Repository files navigation

datapackage-bigquery-py

Travis Coveralls

Generate and load BigQuery tables based on Data Package.

Usage

This section is intended to be used by end-users of the library.

Import/Export

See section below how to get tabular storage object.

High-level API is easy to use.

Having Data Package in current directory we can import it to bigquery database:

import dpbq

dpbq.import_package(<storage>, 'descriptor.json')

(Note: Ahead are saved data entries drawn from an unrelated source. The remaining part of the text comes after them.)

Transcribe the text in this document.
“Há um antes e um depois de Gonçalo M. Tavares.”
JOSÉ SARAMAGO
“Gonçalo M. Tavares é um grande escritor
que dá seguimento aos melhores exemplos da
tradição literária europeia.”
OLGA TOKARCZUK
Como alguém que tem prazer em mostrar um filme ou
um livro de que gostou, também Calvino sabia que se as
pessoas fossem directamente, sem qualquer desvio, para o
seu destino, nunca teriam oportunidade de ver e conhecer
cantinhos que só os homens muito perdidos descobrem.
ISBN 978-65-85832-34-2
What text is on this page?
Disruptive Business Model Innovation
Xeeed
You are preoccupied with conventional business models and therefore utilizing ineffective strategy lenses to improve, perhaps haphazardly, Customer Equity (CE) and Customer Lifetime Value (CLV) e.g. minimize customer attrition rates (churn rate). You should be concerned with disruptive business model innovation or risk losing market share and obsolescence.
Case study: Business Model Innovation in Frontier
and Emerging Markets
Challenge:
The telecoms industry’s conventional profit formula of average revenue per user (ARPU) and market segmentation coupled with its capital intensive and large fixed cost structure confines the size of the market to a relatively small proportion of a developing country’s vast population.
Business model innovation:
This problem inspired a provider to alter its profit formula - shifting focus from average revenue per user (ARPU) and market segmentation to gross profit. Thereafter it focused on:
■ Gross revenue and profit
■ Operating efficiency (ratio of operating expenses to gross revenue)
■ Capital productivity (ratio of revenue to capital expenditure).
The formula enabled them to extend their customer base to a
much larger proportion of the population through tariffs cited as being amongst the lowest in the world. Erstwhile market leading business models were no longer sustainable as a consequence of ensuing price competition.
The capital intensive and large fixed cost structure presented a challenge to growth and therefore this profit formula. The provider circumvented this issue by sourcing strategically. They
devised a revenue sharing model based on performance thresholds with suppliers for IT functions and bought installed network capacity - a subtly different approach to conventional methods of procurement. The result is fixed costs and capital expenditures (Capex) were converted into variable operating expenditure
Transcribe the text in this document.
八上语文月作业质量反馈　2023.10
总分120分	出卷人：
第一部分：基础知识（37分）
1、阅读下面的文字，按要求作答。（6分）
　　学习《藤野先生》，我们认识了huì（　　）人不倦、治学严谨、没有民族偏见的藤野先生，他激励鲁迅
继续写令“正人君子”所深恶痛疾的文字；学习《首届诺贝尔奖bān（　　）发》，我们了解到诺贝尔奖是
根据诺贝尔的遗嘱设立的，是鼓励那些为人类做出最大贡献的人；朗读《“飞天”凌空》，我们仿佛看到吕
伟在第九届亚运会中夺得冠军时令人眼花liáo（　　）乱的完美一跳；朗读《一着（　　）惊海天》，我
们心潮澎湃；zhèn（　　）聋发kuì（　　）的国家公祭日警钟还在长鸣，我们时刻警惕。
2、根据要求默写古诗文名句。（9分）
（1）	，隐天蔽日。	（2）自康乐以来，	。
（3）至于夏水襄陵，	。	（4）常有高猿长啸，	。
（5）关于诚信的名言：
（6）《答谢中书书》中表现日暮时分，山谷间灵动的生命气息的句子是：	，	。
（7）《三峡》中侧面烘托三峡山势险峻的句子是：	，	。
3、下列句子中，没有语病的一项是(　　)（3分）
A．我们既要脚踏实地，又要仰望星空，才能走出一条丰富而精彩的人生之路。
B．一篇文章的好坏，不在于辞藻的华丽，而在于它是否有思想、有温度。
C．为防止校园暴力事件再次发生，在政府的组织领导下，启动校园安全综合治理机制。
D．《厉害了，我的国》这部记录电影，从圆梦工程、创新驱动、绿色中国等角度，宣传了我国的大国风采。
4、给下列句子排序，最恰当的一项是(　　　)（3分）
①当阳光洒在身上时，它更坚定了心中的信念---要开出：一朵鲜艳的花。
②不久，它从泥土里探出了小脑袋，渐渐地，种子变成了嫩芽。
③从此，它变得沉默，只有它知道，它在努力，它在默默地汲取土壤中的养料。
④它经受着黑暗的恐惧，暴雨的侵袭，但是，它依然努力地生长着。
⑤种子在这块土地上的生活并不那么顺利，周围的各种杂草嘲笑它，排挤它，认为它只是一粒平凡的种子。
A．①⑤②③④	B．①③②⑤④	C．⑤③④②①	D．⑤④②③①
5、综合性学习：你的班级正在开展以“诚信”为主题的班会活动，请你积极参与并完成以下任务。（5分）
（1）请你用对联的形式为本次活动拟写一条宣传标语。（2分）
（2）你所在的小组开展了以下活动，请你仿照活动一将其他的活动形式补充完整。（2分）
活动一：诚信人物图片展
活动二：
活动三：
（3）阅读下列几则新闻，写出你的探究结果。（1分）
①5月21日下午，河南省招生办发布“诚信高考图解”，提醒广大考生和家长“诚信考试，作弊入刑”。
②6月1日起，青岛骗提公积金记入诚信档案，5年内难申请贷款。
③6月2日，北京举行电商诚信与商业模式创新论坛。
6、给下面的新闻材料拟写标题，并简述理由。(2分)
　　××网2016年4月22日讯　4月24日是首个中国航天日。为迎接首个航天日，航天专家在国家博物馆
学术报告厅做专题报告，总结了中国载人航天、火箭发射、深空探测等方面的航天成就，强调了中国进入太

Also we can export it from bigquery database:

import dpbq

dpbq.export_package(<storage>, 'descriptor.json')

Tabular Storage

To start using Google BigQuery service:

  • Create a new project - link
  • Create a service key - link
  • Download json credentials and set GOOGLE_APPLICATION_CREDENTIALS environment variable

We can get storage this way:

import io
import os
import json
import jtsbq
from apiclient.discovery import build
from oauth2client.client import GoogleCredentials

os.environ['GOOGLE_APPLICATION_CREDENTIALS'] = '.credentials.json'
credentials = GoogleCredentials.get_application_default()
service = build('bigquery', 'v2', credentials=credentials)
project = json.load(io.open('.credentials.json', encoding='utf-8'))['project_id']
storage = jtsbq.Storage(service, project, 'dataset')

Design Overview

Storage & Drivers

See jsontableschema layer readme.

Mappings

datapackage.json -> *not stored*
datapackage.json resources -> bigquery tables
data/data.csv schema -> bigquery table schema
data/data.csv data -> bigquery table data

Drivers

Default Google BigQuery client is used as part of jsontableschema-bigquery-py package - docs.

Development

This section is intended to be used by tech users collaborating on this project.

Getting Started

To activate virtual environment, install dependencies, add pre-commit hook to review and test code and get run command as unified developer interface:

$ source activate.sh

Reviewing

The project follow the next style guides:

To check the project against Python style guide:

$ run review

Testing

To run tests with coverage check:

$ run test

Coverage data will be in the .coverage file.